Sou velho o suficiente para ter tido o prazer, hoje privilégio, de viajar inúmeras vezes de trem quando criança. Kleiton e Kledir também tiveram. Todos nós viajamos de Maria Fumaça, de RFFSA – Rede Ferroviária Federal Sociedade Anônima. Tenho as melhores lembranças dela. Tanto que escrevi um longo conto de 36 páginas, “Os dois guris”, que está no meu livro bilíngue “Do Sul al Sur”, contando uma dessas viagens épicas de Maria Fumaça pela campanha gaúcha. E que está aqui: https://miltonmaciel.blogspot.com/2013/07/os-dois-guris_5154.html

A Amtrak me fez nostálgico da RFFSA. E me faz hoje lamentar não poder pegar um trem de qualidade para fazer os 400 Km entre São Paulo e Rio de Janeiro em um tempo razoável. A mesma distância que existe entre Washington e New York (360 km), 3 horas e 20 minutos. Japonês ou chinês faz isso em uma hora apenas. Andaram nos acenando com um trem bala também.

Mas ele nunca saiu do papel. E dificilmente sairá, enquanto houver lobby das empresas aéreas e rodoviárias, junto com as de petróleo, para impedi-lo. Vamos continuar queimando estupidamente uma das matérias-primas mais fantásticas para a industrialização no mundo – o petróleo. Queimando, poluindo e aquecendo o planeta. Santa imbecilidade!

Só completos imbecis são capazes de destruir dessa maneira predadora e irresponsável um recurso não renovável tão precioso. Somos todos imbecis, forçam-nos a isso de tal maneira que são muito escassos os que têm noção desse descalabro.

E antes que justa irritação pinte de rubro estas palavras, declaro-me nostálgico da Maria Fumaça e seus apitos melodiosos, de seus belos vagões de primeira e de segunda classe, de seu maravilhoso carro-restaurante. Vou escrever um poema para ela. E um novo conto também.

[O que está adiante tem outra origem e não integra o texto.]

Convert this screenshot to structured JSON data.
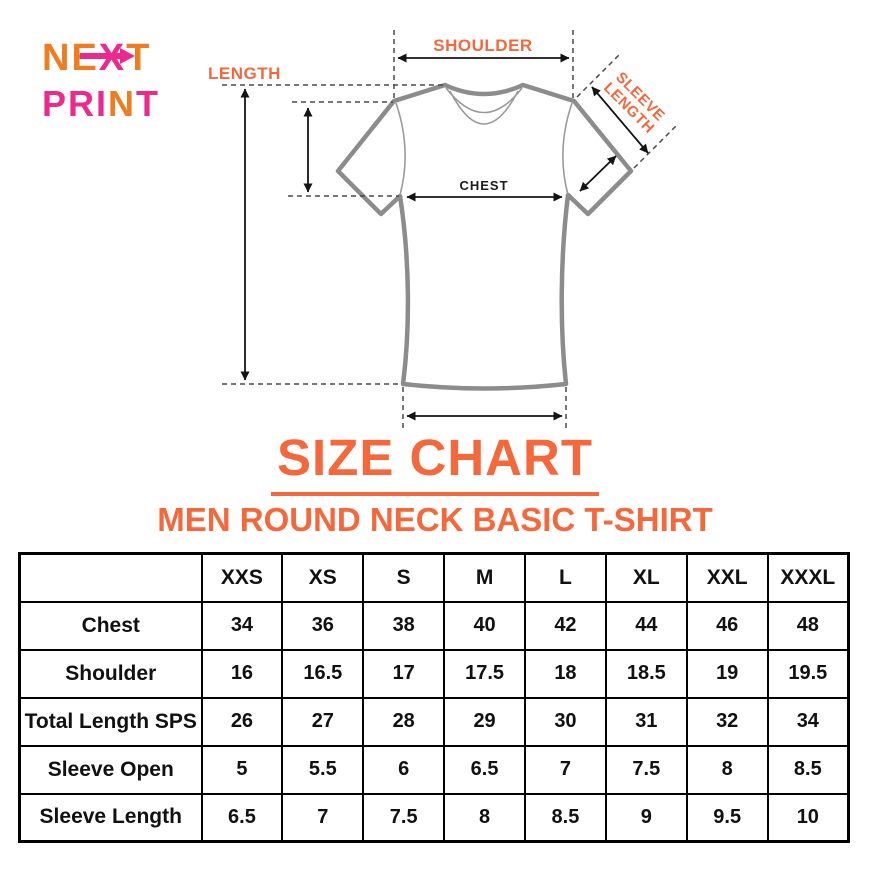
{
  "colors": {
    "accent": "#F4683C",
    "logo_orange": "#EE7D22",
    "logo_pink": "#EC2A8D",
    "table_ink": "#111111",
    "shirt_outline": "#8C8C8C"
  },
  "logo": {
    "top": {
      "a": "NE",
      "b": "X",
      "c": "T"
    },
    "bottom": {
      "a": "PRI",
      "b": "N",
      "c": "T"
    }
  },
  "diagram": {
    "labels": {
      "shoulder": "SHOULDER",
      "length": "LENGTH",
      "chest": "CHEST",
      "sleeve_line1": "SLEEVE",
      "sleeve_line2": "LENGTH"
    }
  },
  "title": "SIZE CHART",
  "subtitle": "MEN ROUND NECK BASIC T-SHIRT",
  "chart_data": {
    "type": "table",
    "columns": [
      "",
      "XXS",
      "XS",
      "S",
      "M",
      "L",
      "XL",
      "XXL",
      "XXXL"
    ],
    "rows": [
      {
        "label": "Chest",
        "values": [
          34,
          36,
          38,
          40,
          42,
          44,
          46,
          48
        ]
      },
      {
        "label": "Shoulder",
        "values": [
          16,
          16.5,
          17,
          17.5,
          18,
          18.5,
          19,
          19.5
        ]
      },
      {
        "label": "Total Length SPS",
        "values": [
          26,
          27,
          28,
          29,
          30,
          31,
          32,
          34
        ]
      },
      {
        "label": "Sleeve Open",
        "values": [
          5,
          5.5,
          6,
          6.5,
          7,
          7.5,
          8,
          8.5
        ]
      },
      {
        "label": "Sleeve Length",
        "values": [
          6.5,
          7,
          7.5,
          8,
          8.5,
          9,
          9.5,
          10
        ]
      }
    ]
  }
}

Enquanto isso não acontece, que fale por mim Zélia Gattai, em “Anarquistas graças a Deus”:

“Mamãe só viajava de 2ª classe. Nesse caso não era por economia e sim por ser ‘muito mais divertido…’. Nos vagões de segunda, era permitido o transporte de volumes grandes e de animais. Viviam sempre apinhados de gente, de bichos e de mercadorias. Todo mundo se atropelava, ao entrar no trem, na ânsia de conseguir sentar — havia o costume de marcar lugar pela janela antes de subir ao vagão —, tropeçando em jacás de frutas e de verduras, em trouxas de roupas, em bujões de leite, em cestas de ovos e em gente mesmo.”